The function of fuel cells is similar to that of batteries, but while batteries only store energy in a closed chemical system, fuel cells produce energy by combusting hydrogen.
To accomplish this, fuel cells require an electrolyte that permits the flow of ions between the electrodes. The problem that scientists currently face is that a temperature of up to 800 degrees Celsius is needed to achieve a high enough ionic conductivity. Therefore the challenge they must overcome is how to reduce the working temperature of this technology to an acceptable range.
Colossal ionic conductivity
Towards this end, a research group at the Complutense University has produced a material with a new structure by alternating layers of an ion conductive material that is currently used in fuel cells (Yttria-stabilized zirconia) with a dielectric material (Strontium titanate). The combination of these two materials with very diverse crystalline structures has produced a rare atomic disposition full of gaps that act as a path for the flow of ions. This results in a colossal ionic conductivity at the transition surface between the two materials.

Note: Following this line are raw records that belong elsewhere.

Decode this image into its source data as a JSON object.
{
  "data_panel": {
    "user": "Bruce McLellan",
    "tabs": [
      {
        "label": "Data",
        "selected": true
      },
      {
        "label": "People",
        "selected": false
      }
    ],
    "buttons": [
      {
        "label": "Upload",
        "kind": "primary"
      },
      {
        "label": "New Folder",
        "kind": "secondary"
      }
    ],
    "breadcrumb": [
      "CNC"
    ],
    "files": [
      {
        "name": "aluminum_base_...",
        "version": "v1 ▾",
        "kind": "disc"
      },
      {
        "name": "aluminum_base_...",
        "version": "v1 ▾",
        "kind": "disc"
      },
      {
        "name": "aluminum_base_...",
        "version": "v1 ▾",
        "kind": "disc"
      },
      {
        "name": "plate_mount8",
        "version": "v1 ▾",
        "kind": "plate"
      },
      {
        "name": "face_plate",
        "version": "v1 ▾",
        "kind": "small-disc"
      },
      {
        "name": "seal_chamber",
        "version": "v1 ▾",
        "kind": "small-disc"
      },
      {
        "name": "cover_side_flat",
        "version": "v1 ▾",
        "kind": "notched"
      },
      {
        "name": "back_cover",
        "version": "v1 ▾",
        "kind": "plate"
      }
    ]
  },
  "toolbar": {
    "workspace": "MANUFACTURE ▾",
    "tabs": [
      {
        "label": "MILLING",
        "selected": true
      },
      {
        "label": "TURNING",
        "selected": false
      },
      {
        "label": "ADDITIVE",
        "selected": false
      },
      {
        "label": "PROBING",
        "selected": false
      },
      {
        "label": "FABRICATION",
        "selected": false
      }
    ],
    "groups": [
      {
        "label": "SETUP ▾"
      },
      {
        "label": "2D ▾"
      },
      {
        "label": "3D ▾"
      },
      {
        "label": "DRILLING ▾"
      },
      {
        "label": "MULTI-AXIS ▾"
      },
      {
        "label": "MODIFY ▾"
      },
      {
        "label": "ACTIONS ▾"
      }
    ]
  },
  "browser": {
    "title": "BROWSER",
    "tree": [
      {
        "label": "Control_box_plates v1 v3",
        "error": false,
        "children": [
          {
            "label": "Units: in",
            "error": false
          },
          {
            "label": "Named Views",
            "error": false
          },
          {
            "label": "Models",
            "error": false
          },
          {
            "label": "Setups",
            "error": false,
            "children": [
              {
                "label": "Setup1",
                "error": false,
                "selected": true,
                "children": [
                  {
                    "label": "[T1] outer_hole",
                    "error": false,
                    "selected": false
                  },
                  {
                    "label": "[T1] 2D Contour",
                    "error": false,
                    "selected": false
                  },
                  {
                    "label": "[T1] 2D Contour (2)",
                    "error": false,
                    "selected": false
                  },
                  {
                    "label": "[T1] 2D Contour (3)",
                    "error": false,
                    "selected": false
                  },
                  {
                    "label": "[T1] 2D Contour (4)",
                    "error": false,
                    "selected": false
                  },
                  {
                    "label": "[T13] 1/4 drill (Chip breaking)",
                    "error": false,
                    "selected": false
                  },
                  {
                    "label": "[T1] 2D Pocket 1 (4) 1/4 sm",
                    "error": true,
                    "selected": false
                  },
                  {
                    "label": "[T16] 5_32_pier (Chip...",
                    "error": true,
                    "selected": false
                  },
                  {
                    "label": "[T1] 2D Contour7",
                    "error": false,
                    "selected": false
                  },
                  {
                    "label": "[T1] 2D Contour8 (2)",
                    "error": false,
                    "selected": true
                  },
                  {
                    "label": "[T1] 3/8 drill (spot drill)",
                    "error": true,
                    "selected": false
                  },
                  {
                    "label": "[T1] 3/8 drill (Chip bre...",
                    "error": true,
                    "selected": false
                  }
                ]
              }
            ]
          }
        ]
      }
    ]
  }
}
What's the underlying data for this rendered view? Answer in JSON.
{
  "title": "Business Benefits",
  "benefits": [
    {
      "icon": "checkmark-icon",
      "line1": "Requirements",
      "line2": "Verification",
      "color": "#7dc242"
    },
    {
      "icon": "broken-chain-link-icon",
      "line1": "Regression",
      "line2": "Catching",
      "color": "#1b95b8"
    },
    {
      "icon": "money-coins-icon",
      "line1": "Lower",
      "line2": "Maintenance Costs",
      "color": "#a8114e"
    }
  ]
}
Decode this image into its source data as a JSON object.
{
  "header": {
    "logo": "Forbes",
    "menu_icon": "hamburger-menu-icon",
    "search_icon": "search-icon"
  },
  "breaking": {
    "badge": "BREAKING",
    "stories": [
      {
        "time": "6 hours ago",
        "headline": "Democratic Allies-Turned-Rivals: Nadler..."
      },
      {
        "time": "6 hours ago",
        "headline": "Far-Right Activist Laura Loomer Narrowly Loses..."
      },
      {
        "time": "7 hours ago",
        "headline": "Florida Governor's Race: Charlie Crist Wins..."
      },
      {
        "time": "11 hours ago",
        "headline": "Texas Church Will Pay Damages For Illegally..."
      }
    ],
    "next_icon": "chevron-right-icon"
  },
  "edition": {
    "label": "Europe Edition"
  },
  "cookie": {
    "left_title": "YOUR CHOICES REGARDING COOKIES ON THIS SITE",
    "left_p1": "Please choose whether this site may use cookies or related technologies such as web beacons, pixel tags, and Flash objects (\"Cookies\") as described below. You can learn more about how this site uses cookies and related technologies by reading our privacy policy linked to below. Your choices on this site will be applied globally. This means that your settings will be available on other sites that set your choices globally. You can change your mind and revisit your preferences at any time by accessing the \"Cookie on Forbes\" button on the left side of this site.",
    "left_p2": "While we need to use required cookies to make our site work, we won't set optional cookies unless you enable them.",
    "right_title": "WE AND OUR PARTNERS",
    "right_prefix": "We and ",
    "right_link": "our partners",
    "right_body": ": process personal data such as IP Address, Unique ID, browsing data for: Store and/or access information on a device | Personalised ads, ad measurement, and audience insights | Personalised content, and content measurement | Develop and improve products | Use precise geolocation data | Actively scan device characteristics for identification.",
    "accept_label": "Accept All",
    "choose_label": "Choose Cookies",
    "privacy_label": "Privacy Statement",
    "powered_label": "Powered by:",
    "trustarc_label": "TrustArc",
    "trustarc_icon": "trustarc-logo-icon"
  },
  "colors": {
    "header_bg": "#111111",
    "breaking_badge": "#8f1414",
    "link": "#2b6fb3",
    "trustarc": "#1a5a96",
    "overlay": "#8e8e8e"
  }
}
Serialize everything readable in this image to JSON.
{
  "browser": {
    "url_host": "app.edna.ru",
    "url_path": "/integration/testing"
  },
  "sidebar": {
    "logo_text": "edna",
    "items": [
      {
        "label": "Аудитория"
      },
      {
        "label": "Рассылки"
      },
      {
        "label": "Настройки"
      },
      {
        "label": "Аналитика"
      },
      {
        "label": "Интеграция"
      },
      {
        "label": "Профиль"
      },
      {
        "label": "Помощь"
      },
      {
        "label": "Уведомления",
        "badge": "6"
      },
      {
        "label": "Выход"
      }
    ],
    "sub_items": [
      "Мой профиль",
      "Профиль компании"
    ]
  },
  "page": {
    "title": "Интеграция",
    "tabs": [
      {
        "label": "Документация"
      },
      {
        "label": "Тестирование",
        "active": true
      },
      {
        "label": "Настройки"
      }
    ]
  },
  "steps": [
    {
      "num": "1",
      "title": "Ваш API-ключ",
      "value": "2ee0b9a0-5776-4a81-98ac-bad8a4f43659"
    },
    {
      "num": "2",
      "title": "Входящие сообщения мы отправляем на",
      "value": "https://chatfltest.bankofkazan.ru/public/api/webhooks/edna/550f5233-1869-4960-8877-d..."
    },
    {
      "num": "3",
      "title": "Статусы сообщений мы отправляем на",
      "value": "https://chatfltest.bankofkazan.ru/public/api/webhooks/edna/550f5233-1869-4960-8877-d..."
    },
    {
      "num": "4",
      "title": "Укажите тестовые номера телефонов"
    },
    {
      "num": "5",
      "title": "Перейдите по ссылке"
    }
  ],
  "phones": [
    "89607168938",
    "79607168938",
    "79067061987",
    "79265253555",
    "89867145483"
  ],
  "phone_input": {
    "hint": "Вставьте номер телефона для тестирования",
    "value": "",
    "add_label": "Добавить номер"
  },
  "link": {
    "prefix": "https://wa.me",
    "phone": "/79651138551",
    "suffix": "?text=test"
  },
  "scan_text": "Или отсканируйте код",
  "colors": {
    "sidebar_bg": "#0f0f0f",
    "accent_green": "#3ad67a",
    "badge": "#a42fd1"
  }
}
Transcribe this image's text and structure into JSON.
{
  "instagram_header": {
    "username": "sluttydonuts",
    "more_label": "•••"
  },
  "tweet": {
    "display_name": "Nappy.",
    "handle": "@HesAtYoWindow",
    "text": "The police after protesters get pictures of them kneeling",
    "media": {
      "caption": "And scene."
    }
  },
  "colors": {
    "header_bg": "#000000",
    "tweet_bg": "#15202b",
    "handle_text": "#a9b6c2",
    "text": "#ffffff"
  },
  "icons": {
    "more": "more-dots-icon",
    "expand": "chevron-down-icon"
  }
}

The image of the molecular structure of this material has been obtained at the Oak Ridge national laboratory (USA) using a scanning transmission electron microscope with a resolution of less than 0,1 nanometres (the approximate size of an hydrogen atom). The researchers were very surprised to see in the images a perfectly structured growth at the atomic level, in spite of the very different structures of the materials. As a matter of fact, this result was absolutely unexpected according to the experience gathered from the analysis of this type of structures.
An even greater surprise was the high degree of ionic conductivity, measured at the Universidad Complutense in collaboration with the Universidad Politécnica de Madrid. It is about a hundred million times higher than that of materials used at present for the fabrication of fuel cells. This characteristic could allow their use at room temperature, permitting extensive use of hydrogen as an alternative energy source.